Chapter 57 : Keajaiban

498 23 1
                                    

Sean tidak menyangka Elina pergi meninggalkan Blue yang saat ini masih berada di playtopia. Satu kebiasaan buruk Elina yang melekat dalam jiwanya, wanita itu gemar sekali melarikan diri dari setiap masalah tanpa mengucapkan sepatah katapun. Pada akhirnya, Sean mendekat dengan tangan dimasukkan dalam saku celana. Mengamati Blue yang sedang duduk dengan wajah memerah seperti baru selesai menangis.

Meminta penjelasan, Sean mengangkat kedua alisnya pada Benny.

"Maaf Sir," Benny buru-buru menjawab. "Blue menangis akibat kelalaian saya. Kuku-kukunya ada yang patah beberapa karena memaksa naik rubik climbing."

Sean hanya menatap Benny tanpa kata. Benny menunduk pasrah diomeli karena memang tidak bisa menjaga anak Elina dengan baik.

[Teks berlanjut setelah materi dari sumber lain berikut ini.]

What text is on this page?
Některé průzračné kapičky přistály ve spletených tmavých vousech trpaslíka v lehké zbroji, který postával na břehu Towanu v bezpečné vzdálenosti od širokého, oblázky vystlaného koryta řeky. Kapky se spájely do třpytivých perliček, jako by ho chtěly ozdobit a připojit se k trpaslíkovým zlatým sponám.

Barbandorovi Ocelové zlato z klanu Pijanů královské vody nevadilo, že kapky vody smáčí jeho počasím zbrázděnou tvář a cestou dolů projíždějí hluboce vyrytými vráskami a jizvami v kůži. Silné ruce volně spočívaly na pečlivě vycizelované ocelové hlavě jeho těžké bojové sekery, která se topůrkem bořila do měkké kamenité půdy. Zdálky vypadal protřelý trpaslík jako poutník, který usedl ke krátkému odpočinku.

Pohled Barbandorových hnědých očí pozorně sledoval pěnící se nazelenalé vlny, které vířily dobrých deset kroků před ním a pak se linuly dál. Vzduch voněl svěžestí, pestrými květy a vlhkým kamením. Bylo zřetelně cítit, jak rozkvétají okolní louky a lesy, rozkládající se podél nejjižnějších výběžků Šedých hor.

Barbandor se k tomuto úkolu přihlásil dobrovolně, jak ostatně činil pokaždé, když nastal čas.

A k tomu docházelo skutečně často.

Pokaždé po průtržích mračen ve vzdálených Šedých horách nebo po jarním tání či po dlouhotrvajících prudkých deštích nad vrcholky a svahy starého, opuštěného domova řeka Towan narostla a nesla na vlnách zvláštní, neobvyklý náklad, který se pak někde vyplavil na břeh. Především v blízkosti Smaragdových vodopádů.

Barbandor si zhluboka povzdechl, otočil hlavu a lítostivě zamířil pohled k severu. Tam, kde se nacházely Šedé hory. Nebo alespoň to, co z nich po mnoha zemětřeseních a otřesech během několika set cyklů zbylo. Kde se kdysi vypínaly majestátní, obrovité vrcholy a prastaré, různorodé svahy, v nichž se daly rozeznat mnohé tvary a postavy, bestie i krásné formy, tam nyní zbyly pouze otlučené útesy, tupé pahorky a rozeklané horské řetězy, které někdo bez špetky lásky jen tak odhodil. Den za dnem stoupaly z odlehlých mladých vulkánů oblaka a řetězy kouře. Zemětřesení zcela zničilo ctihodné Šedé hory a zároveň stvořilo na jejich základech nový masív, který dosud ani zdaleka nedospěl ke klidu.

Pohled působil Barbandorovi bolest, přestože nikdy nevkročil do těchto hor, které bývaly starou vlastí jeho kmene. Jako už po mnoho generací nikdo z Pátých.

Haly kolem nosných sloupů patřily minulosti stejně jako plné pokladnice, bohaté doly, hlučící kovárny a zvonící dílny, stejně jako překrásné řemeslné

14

"Itu bukan kesalahan Uncle Ben." Blue angkat suara sambil berdiri, menarik tangan Sean dan menggengam telapak tangannya. "Aku sendiri yang ingin mencoba memanjat. Uncle Ben telah memperingatiku agar jangan naik. Aku mohon jangan marah padanya." Dengan nada khas anak kecil, Blue membela Benny karena bocah itu yang keras kepala.

"Uncle tidak marah pada siapapun sayang." Sean mengelus pipi Blue. "Coba liat kuku mana yang copot."

Blue mengajak Sean untuk duduk di sebelah. Sean pun menurut. "Ini Uncle." Bocah empat tahun itu mengulurkan tangan kanan— memberi kode bahwa telunjuk, jempol dan jari manis yang sedikit lagi hampir copot. "Aku akan meminta tolong dan menunggu mami yang menarik karena mami penuh kelembutan dan aku tidak akan kesakitan."

"Boleh paman yang menariknya? Janji tidak akan sakit."

"Mami ke mana?" tanya Blue seraya menoleh ke pintu masuk dan melirik ke semua area tidak melihat keberadaan ibunya.

Sean menelan saliva susah payah. Bagaimana menjelaskan bahwasanya maminya telah kabur entah pergi ke tempat mana. Anak buahnya belum melapor.

"Mami tadi ada urusan sebentar ditelepon oleh temannya." ujar Sean berbohong.

"Mami tidak punya ponsel, Paman." seru Blue memicingkan mata tidak percaya.

Sean menghela napas tidak tenang. Dari mana anak kecil itu tahu?

"Tadi teman mami menghubungi dari ponsel paman. Ada hal penting jadi tidak sempat berpamitan." Sean berbohong lagi.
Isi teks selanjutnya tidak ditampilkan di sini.